Two hours is ideal duration - Charles

16:00, Feb 19 2013

Sir Bob Charles, New Zealand's first major winner and first Hall of Fame golfer, says more needs to be done to attract new players to golf.

The sport needs to be shorter, faster and more accessible if it is to survive, he said.

"It's too long and too hard to appeal to everyone nowadays."

His comments come after Canterbury Golf announced its third successive drop in memberships, a 4 per cent fall from June 30 to December 31 last year.

"Time is one of the biggest turnoffs of the game and this is one of the main reasons golf has suffered. Nine-hole golf is the way to get more people into the game. People don't have five hours anymore.

"Golf needs to move with the times. You go to the movies and it's two hours, cricket's now only a couple of hours, rugby games take about two hours, golf needs to do the same and nine-hole golf is the best way to do it."


The length of courses had got out of hand, too.

"There's a 'Tee it Forward' campaign in the States about shorter courses, which is a great idea. Par 3 courses, there should be more of those, too. In fact, I've been thinking about pitching an idea where we have an afternoon or evening here at Clearwater just playing par 3s."

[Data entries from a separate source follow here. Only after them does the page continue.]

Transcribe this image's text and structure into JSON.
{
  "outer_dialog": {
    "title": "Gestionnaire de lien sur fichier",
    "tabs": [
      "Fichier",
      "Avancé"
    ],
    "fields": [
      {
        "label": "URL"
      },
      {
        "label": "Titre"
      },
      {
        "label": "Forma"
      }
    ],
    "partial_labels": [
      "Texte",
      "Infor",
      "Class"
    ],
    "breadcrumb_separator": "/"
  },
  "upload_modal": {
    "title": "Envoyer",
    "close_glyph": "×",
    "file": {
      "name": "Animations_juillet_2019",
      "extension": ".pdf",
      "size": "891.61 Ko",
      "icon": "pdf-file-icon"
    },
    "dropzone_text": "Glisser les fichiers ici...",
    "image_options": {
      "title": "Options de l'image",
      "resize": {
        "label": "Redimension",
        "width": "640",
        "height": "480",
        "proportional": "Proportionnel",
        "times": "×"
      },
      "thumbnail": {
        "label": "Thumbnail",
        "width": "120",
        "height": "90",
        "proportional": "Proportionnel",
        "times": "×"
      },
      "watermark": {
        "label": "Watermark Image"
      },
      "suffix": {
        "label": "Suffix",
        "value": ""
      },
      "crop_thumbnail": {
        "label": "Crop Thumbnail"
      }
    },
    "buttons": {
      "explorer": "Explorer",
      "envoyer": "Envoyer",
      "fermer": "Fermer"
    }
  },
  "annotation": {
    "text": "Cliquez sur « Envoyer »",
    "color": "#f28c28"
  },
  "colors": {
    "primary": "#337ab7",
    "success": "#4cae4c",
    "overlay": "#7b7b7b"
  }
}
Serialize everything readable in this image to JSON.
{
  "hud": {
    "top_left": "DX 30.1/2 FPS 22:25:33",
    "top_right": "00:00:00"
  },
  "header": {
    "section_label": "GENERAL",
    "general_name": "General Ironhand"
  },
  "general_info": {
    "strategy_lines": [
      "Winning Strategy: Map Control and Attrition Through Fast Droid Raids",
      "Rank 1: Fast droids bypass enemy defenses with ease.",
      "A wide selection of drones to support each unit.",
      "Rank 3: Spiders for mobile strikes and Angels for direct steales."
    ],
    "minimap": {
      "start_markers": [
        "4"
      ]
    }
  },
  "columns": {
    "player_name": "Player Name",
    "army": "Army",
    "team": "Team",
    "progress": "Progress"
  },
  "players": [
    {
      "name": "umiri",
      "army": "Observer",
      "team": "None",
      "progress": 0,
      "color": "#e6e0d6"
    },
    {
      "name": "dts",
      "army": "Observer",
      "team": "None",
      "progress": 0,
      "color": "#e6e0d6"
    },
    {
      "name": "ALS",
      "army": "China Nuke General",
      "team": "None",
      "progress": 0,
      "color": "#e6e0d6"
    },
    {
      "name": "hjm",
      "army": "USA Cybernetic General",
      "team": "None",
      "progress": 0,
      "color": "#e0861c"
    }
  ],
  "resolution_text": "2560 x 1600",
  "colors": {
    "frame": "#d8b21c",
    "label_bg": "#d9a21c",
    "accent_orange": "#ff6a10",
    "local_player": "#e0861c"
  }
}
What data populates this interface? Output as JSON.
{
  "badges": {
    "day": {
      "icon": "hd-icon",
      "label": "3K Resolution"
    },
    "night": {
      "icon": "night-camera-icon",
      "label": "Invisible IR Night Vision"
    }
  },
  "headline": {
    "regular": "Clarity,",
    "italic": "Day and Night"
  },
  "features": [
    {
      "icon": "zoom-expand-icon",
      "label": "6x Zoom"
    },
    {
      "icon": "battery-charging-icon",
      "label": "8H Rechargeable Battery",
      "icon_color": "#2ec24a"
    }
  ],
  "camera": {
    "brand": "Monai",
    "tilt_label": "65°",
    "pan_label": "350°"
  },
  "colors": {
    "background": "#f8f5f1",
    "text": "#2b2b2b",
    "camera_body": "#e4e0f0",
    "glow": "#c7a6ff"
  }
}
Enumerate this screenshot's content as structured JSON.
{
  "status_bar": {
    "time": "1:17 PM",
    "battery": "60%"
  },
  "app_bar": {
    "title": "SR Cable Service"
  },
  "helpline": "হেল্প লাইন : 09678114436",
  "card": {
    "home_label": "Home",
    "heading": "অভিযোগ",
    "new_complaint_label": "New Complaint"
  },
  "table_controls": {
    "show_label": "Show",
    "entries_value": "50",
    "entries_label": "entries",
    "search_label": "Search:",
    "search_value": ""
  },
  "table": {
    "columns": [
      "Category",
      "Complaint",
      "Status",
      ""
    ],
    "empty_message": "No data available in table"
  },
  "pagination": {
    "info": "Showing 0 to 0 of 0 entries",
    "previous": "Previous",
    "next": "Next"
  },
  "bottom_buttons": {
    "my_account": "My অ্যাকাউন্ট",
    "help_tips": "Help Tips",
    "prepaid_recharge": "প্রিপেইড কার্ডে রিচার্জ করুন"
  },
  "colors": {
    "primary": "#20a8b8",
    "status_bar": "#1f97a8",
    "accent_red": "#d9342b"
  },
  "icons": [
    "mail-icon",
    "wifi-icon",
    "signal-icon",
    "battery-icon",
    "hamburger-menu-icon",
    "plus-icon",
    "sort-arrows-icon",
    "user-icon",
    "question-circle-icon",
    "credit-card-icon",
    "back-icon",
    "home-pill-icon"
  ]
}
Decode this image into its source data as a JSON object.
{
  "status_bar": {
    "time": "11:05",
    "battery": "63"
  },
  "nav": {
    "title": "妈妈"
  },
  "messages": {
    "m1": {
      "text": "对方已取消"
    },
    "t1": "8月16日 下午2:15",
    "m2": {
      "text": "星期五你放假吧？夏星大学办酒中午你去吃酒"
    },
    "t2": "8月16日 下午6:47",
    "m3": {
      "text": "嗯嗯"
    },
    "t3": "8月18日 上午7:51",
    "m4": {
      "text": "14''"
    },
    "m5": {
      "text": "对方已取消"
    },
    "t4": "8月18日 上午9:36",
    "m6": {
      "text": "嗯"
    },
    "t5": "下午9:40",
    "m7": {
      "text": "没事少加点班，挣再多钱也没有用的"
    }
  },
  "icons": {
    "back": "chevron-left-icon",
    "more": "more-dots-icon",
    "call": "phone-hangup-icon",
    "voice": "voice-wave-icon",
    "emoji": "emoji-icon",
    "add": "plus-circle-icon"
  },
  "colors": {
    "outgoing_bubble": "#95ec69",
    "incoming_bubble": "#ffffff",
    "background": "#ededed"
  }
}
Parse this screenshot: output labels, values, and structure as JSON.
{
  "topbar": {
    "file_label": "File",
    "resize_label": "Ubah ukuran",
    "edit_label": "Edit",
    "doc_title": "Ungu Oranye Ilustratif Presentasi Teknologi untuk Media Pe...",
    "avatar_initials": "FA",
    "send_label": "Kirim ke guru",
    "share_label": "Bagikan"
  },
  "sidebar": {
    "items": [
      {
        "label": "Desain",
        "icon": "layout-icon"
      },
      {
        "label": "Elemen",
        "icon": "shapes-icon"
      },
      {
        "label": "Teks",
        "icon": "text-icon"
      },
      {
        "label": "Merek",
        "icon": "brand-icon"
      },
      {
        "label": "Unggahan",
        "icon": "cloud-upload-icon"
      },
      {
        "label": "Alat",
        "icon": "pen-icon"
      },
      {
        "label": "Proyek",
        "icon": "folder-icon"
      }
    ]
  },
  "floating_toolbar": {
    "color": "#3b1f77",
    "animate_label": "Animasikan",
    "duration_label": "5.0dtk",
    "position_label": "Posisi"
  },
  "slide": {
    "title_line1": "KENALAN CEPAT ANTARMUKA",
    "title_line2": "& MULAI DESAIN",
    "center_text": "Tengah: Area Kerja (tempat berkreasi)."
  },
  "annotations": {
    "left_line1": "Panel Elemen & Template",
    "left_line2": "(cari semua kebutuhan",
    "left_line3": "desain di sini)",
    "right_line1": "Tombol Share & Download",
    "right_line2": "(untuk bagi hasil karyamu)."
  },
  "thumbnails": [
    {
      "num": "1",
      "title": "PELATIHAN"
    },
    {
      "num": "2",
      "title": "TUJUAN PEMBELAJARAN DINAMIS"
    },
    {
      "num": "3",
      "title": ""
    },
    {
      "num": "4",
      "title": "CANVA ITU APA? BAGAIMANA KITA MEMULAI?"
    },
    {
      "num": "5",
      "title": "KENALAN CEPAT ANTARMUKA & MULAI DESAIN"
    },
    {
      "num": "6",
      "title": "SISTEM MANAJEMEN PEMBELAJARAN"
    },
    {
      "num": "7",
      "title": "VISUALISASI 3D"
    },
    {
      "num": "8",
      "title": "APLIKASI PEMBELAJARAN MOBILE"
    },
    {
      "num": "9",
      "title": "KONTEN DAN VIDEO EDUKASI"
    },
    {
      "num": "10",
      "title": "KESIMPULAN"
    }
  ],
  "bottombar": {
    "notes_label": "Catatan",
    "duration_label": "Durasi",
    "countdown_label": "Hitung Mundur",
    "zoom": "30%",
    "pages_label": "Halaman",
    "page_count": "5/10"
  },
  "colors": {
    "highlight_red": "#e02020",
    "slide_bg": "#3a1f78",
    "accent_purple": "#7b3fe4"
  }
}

Charles' idea would be to play from different tee blocks to greens to make a course of par 3s out of the existing features because, again, that would be quicker.

"You have to walk 50 to 100 yards from the green to the next tee now, that all adds to the time. In the original game, you had to tee off within a couple of club lengths from the hole you'd just played. It would have been much quicker."

Bringing golf to the masses is a topic Charles is passionate about.

The sport needed to be aimed more at families, too, especially women, he said.

"Ladies aren't an untapped resource, but they haven't been tapped properly."

He also spoke of the SNAG golf and The First Tee programmes - he is the patron and ambassador of those programmes respectively.

SNAG is an introduction programme using oversized equipment and targets to encourage young players into the game, while The First Tee is aimed at disadvantaged children using golf to help teach life skills and core values.

"Anything that gets more children, more people into golf, I'm all for it."